# OTA Through Glass



## Marlin Guy

My new house has not OTA antenna presently, but I was thinking of adding one.
My local market to the South seems to line up well for one of my upstairs attic windows. The attic has a finished floor and tall ceilings and it would be an ideal spot to put the antenna and not have it detract from the architecture at all.

It's a standard dual pane window. How much if any signal loss would occur through something like that if the antenna was right at the window?


----------



## dettxw

Many folks (like me) have OTA antennas in their attics and they work just fine. One thing that can cause problems is metallic material in or under a roof that could shield the antenna from signal, but you may not have such material and you're going to be set up behind a window anyway so you should be good.
How far away are the transmit antennas?

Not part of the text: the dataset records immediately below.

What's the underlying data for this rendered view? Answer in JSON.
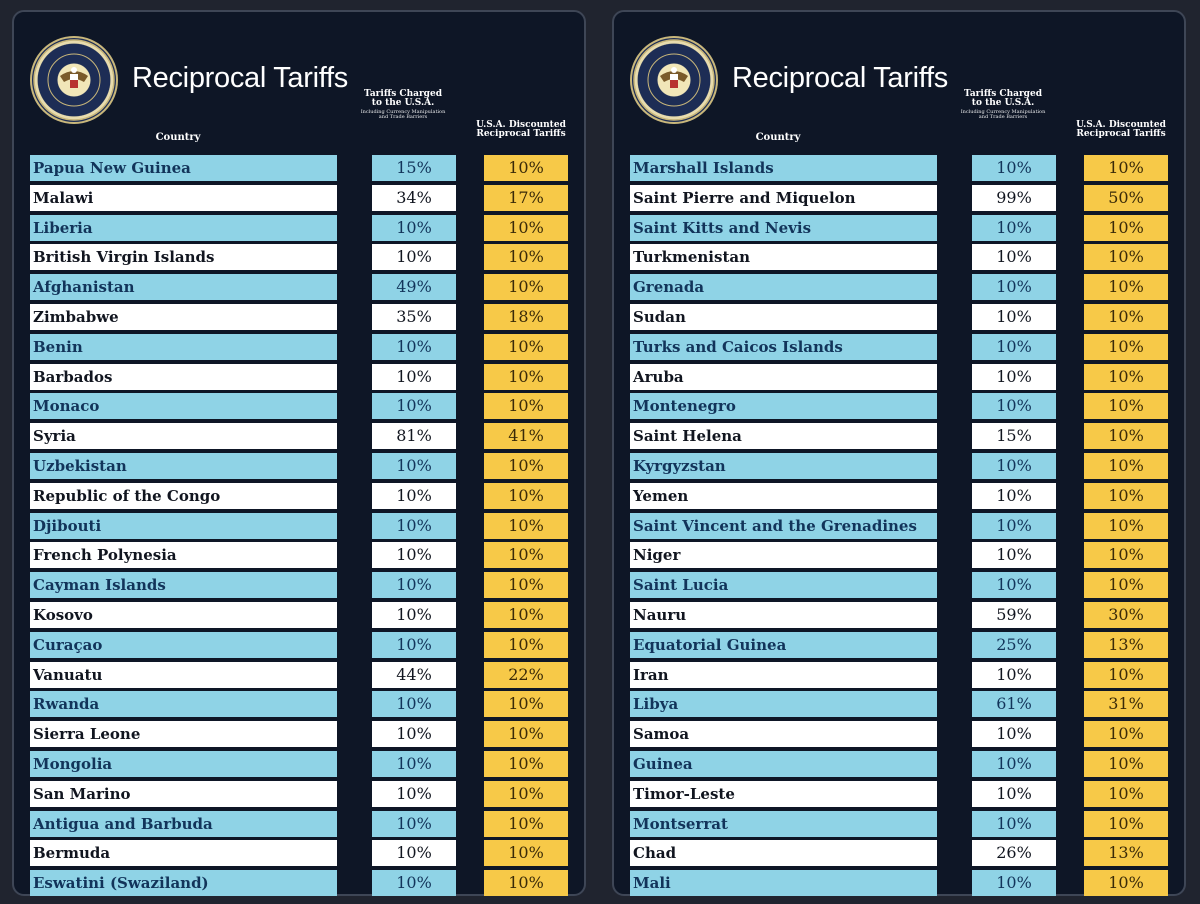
{
  "colors": {
    "background": "#0e1626",
    "row_blue": "#8fd3e6",
    "row_white": "#ffffff",
    "discount": "#f7c948"
  },
  "icons": {
    "seal": "presidential-seal-icon"
  },
  "panels": [
    {
      "title": "Reciprocal Tariffs",
      "header_country": "Country",
      "header_charged": "Tariffs Charged to the U.S.A.",
      "header_charged_note": "Including Currency Manipulation and Trade Barriers",
      "header_discount": "U.S.A. Discounted Reciprocal Tariffs",
      "rows": [
        {
          "country": "Papua New Guinea",
          "charged": "15%",
          "discounted": "10%"
        },
        {
          "country": "Malawi",
          "charged": "34%",
          "discounted": "17%"
        },
        {
          "country": "Liberia",
          "charged": "10%",
          "discounted": "10%"
        },
        {
          "country": "British Virgin Islands",
          "charged": "10%",
          "discounted": "10%"
        },
        {
          "country": "Afghanistan",
          "charged": "49%",
          "discounted": "10%"
        },
        {
          "country": "Zimbabwe",
          "charged": "35%",
          "discounted": "18%"
        },
        {
          "country": "Benin",
          "charged": "10%",
          "discounted": "10%"
        },
        {
          "country": "Barbados",
          "charged": "10%",
          "discounted": "10%"
        },
        {
          "country": "Monaco",
          "charged": "10%",
          "discounted": "10%"
        },
        {
          "country": "Syria",
          "charged": "81%",
          "discounted": "41%"
        },
        {
          "country": "Uzbekistan",
          "charged": "10%",
          "discounted": "10%"
        },
        {
          "country": "Republic of the Congo",
          "charged": "10%",
          "discounted": "10%"
        },
        {
          "country": "Djibouti",
          "charged": "10%",
          "discounted": "10%"
        },
        {
          "country": "French Polynesia",
          "charged": "10%",
          "discounted": "10%"
        },
        {
          "country": "Cayman Islands",
          "charged": "10%",
          "discounted": "10%"
        },
        {
          "country": "Kosovo",
          "charged": "10%",
          "discounted": "10%"
        },
        {
          "country": "Curaçao",
          "charged": "10%",
          "discounted": "10%"
        },
        {
          "country": "Vanuatu",
          "charged": "44%",
          "discounted": "22%"
        },
        {
          "country": "Rwanda",
          "charged": "10%",
          "discounted": "10%"
        },
        {
          "country": "Sierra Leone",
          "charged": "10%",
          "discounted": "10%"
        },
        {
          "country": "Mongolia",
          "charged": "10%",
          "discounted": "10%"
        },
        {
          "country": "San Marino",
          "charged": "10%",
          "discounted": "10%"
        },
        {
          "country": "Antigua and Barbuda",
          "charged": "10%",
          "discounted": "10%"
        },
        {
          "country": "Bermuda",
          "charged": "10%",
          "discounted": "10%"
        },
        {
          "country": "Eswatini (Swaziland)",
          "charged": "10%",
          "discounted": "10%"
        }
      ]
    },
    {
      "title": "Reciprocal Tariffs",
      "header_country": "Country",
      "header_charged": "Tariffs Charged to the U.S.A.",
      "header_charged_note": "Including Currency Manipulation and Trade Barriers",
      "header_discount": "U.S.A. Discounted Reciprocal Tariffs",
      "rows": [
        {
          "country": "Marshall Islands",
          "charged": "10%",
          "discounted": "10%"
        },
        {
          "country": "Saint Pierre and Miquelon",
          "charged": "99%",
          "discounted": "50%"
        },
        {
          "country": "Saint Kitts and Nevis",
          "charged": "10%",
          "discounted": "10%"
        },
        {
          "country": "Turkmenistan",
          "charged": "10%",
          "discounted": "10%"
        },
        {
          "country": "Grenada",
          "charged": "10%",
          "discounted": "10%"
        },
        {
          "country": "Sudan",
          "charged": "10%",
          "discounted": "10%"
        },
        {
          "country": "Turks and Caicos Islands",
          "charged": "10%",
          "discounted": "10%"
        },
        {
          "country": "Aruba",
          "charged": "10%",
          "discounted": "10%"
        },
        {
          "country": "Montenegro",
          "charged": "10%",
          "discounted": "10%"
        },
        {
          "country": "Saint Helena",
          "charged": "15%",
          "discounted": "10%"
        },
        {
          "country": "Kyrgyzstan",
          "charged": "10%",
          "discounted": "10%"
        },
        {
          "country": "Yemen",
          "charged": "10%",
          "discounted": "10%"
        },
        {
          "country": "Saint Vincent and the Grenadines",
          "charged": "10%",
          "discounted": "10%"
        },
        {
          "country": "Niger",
          "charged": "10%",
          "discounted": "10%"
        },
        {
          "country": "Saint Lucia",
          "charged": "10%",
          "discounted": "10%"
        },
        {
          "country": "Nauru",
          "charged": "59%",
          "discounted": "30%"
        },
        {
          "country": "Equatorial Guinea",
          "charged": "25%",
          "discounted": "13%"
        },
        {
          "country": "Iran",
          "charged": "10%",
          "discounted": "10%"
        },
        {
          "country": "Libya",
          "charged": "61%",
          "discounted": "31%"
        },
        {
          "country": "Samoa",
          "charged": "10%",
          "discounted": "10%"
        },
        {
          "country": "Guinea",
          "charged": "10%",
          "discounted": "10%"
        },
        {
          "country": "Timor-Leste",
          "charged": "10%",
          "discounted": "10%"
        },
        {
          "country": "Montserrat",
          "charged": "10%",
          "discounted": "10%"
        },
        {
          "country": "Chad",
          "charged": "26%",
          "discounted": "13%"
        },
        {
          "country": "Mali",
          "charged": "10%",
          "discounted": "10%"
        }
      ]
    }
  ]
}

Got an idea what OTA antenna you want or need? Some stations still transmit on old upper VHF frequencies so if there are any of those in your area you'll want to make sure that your antenna can handle it.


----------



## Marlin Guy

The target market is 89 miles away, so I'm looking at the Orcas.


----------



## LI-SVT

A couple of thoughts:

Some windows have coatings on them that reduce the signal a lot. If this is the case the antenna may work better placed along the wall.

Indoor antennas can be a bit pesky to set up. Before permanently mounting the antenna in your preferred spot try it in several locations around the room. Also try different heights. You are looking for the sweet spot. Hopefully the sweet spot is not in the middle of the room, or on your favorite chair.

Good luck.


----------



## kenglish

At 89 miles, you need to be on a tall mast/tower, or have a house on a huge hill.
Also, signals at that distance will be extremely weak....the noise level of things in the house will likely interfere with reception, especially an VHF channels.


----------



## gov

Valleys on a roof frequently have a metal liner under the shingles, I never point an attic antenna through a valley.

I have one customer with a TV antenna pointed out a basement window (window is next to walk in door) and the house is on a bluff, ~200 ft above the terrain and 30 miles from 1/2 the locals, and 15 miles further on (in the same direction fortunately), the rest of the locals. The antenna is UHF only and mounted about 15 feet inside the window.

I've also mounted an antenna under a deck (and barely a foot above ground level) and shooting through plastic lattice. This house is also on a bluff, and much further (20 miles more) from the towers. The only problem with this one was that the families dog had access to under the deck and liked to chew the antenna. Not the coax, the antenna. I have replaced it twice. The dog seems none the worse for his aluminum addiction.


----------